Peter - Sledgehammer - This is a tough one, as this seems like such the easy pick, and I don’t always like going with the grain. However, here’s the thing…it closed the show, Sting took a verse, the place was dancing, and it made every emotion come all at once. Since it’s release over 25 years ago, it has held the mantle of a top 3 song for me, (yes, I did a post on that monstrosity known as “my favorite song ever”….) and it will STILL be there in 25 minutes, 25 hours, and another 25 years. It’s just that damn good.
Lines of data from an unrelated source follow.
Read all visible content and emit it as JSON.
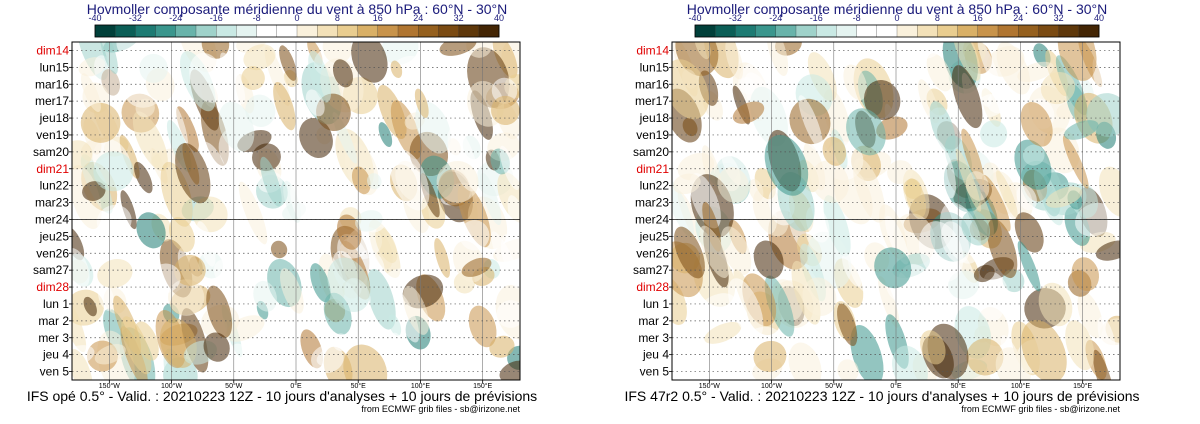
{
  "chart_data": [
    {
      "type": "heatmap",
      "title": "Hovmoller composante méridienne du vent à 850 hPa : 60°N - 30°N",
      "colorbar": {
        "ticks": [
          -40,
          -32,
          -24,
          -16,
          -8,
          0,
          8,
          16,
          24,
          32,
          40
        ],
        "colors": [
          "#01403a",
          "#0b5e56",
          "#1d7b73",
          "#3a968d",
          "#68b3aa",
          "#9fd2ca",
          "#c9e9e4",
          "#e5f4f1",
          "#ffffff",
          "#ffffff",
          "#faf1dc",
          "#f3e1b8",
          "#e9cd8f",
          "#d9b066",
          "#c8934a",
          "#b07530",
          "#95601e",
          "#7a4a12",
          "#5e370a",
          "#432504"
        ],
        "range": [
          -40,
          40
        ]
      },
      "days": [
        {
          "label": "dim14",
          "sunday": true
        },
        {
          "label": "lun15",
          "sunday": false
        },
        {
          "label": "mar16",
          "sunday": false
        },
        {
          "label": "mer17",
          "sunday": false
        },
        {
          "label": "jeu18",
          "sunday": false
        },
        {
          "label": "ven19",
          "sunday": false
        },
        {
          "label": "sam20",
          "sunday": false
        },
        {
          "label": "dim21",
          "sunday": true
        },
        {
          "label": "lun22",
          "sunday": false
        },
        {
          "label": "mar23",
          "sunday": false
        },
        {
          "label": "mer24",
          "sunday": false
        },
        {
          "label": "jeu25",
          "sunday": false
        },
        {
          "label": "ven26",
          "sunday": false
        },
        {
          "label": "sam27",
          "sunday": false
        },
        {
          "label": "dim28",
          "sunday": true
        },
        {
          "label": "lun 1",
          "sunday": false
        },
        {
          "label": "mar 2",
          "sunday": false
        },
        {
          "label": "mer 3",
          "sunday": false
        },
        {
          "label": "jeu 4",
          "sunday": false
        },
        {
          "label": "ven 5",
          "sunday": false
        }
      ],
      "analysis_split_day": "mer24",
      "x_axis": {
        "lon_range": [
          -180,
          180
        ],
        "ticks": [
          {
            "lon": -150,
            "label": "150°W"
          },
          {
            "lon": -100,
            "label": "100°W"
          },
          {
            "lon": -50,
            "label": "50°W"
          },
          {
            "lon": 0,
            "label": "0°E"
          },
          {
            "lon": 50,
            "label": "50°E"
          },
          {
            "lon": 100,
            "label": "100°E"
          },
          {
            "lon": 150,
            "label": "150°E"
          }
        ]
      },
      "model": "IFS opé 0.5°",
      "footer": "IFS opé 0.5° - Valid. : 20210223 12Z - 10 jours d'analyses + 10 jours de prévisions",
      "credit": "from ECMWF grib files - sb@irizone.net"
    },
    {
      "type": "heatmap",
      "title": "Hovmoller composante méridienne du vent à 850 hPa : 60°N - 30°N",
      "colorbar": {
        "ticks": [
          -40,
          -32,
          -24,
          -16,
          -8,
          0,
          8,
          16,
          24,
          32,
          40
        ],
        "colors": [
          "#01403a",
          "#0b5e56",
          "#1d7b73",
          "#3a968d",
          "#68b3aa",
          "#9fd2ca",
          "#c9e9e4",
          "#e5f4f1",
          "#ffffff",
          "#ffffff",
          "#faf1dc",
          "#f3e1b8",
          "#e9cd8f",
          "#d9b066",
          "#c8934a",
          "#b07530",
          "#95601e",
          "#7a4a12",
          "#5e370a",
          "#432504"
        ],
        "range": [
          -40,
          40
        ]
      },
      "days": [
        {
          "label": "dim14",
          "sunday": true
        },
        {
          "label": "lun15",
          "sunday": false
        },
        {
          "label": "mar16",
          "sunday": false
        },
        {
          "label": "mer17",
          "sunday": false
        },
        {
          "label": "jeu18",
          "sunday": false
        },
        {
          "label": "ven19",
          "sunday": false
        },
        {
          "label": "sam20",
          "sunday": false
        },
        {
          "label": "dim21",
          "sunday": true
        },
        {
          "label": "lun22",
          "sunday": false
        },
        {
          "label": "mar23",
          "sunday": false
        },
        {
          "label": "mer24",
          "sunday": false
        },
        {
          "label": "jeu25",
          "sunday": false
        },
        {
          "label": "ven26",
          "sunday": false
        },
        {
          "label": "sam27",
          "sunday": false
        },
        {
          "label": "dim28",
          "sunday": true
        },
        {
          "label": "lun 1",
          "sunday": false
        },
        {
          "label": "mar 2",
          "sunday": false
        },
        {
          "label": "mer 3",
          "sunday": false
        },
        {
          "label": "jeu 4",
          "sunday": false
        },
        {
          "label": "ven 5",
          "sunday": false
        }
      ],
      "analysis_split_day": "mer24",
      "x_axis": {
        "lon_range": [
          -180,
          180
        ],
        "ticks": [
          {
            "lon": -150,
            "label": "150°W"
          },
          {
            "lon": -100,
            "label": "100°W"
          },
          {
            "lon": -50,
            "label": "50°W"
          },
          {
            "lon": 0,
            "label": "0°E"
          },
          {
            "lon": 50,
            "label": "50°E"
          },
          {
            "lon": 100,
            "label": "100°E"
          },
          {
            "lon": 150,
            "label": "150°E"
          }
        ]
      },
      "model": "IFS 47r2 0.5°",
      "footer": "IFS 47r2 0.5° - Valid. : 20210223 12Z - 10 jours d'analyses + 10 jours de prévisions",
      "credit": "from ECMWF grib files - sb@irizone.net"
    }
  ]
}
I look down and see, I am already at 1900 words, and I feel like I could write 2000 more….and still not REALLY capture how near-pitch-perfect this night was. Granted, bias for me (my favorite artist, and another in my top 15 of all time) perfect company (her second Sting show – the first one being 25 years ago….which we were both at…but not together. And her very first PG show) an outstanding venue (holy WOW, first time for me seeing a show at Jones Beach in Long Island, definitely will not be the last….i could do 900 words on the food trucks alone) and outstanding weather. Without question, a top 3 show all time for me (of 200+ shows) and PROBABLY, factoring everything, my favorite ever.


  1. Thanks for sharing your review! We were so grateful to see the show in DC.

  2. You have me convinced Doug. I am going to hit the show in Lake Tahoe. Hopefully he DOES play Mercy Street!

  3. You have me convinced Doug. I am going to hit the show in Lake Tahoe. Hopefully he DOES play Mercy Street!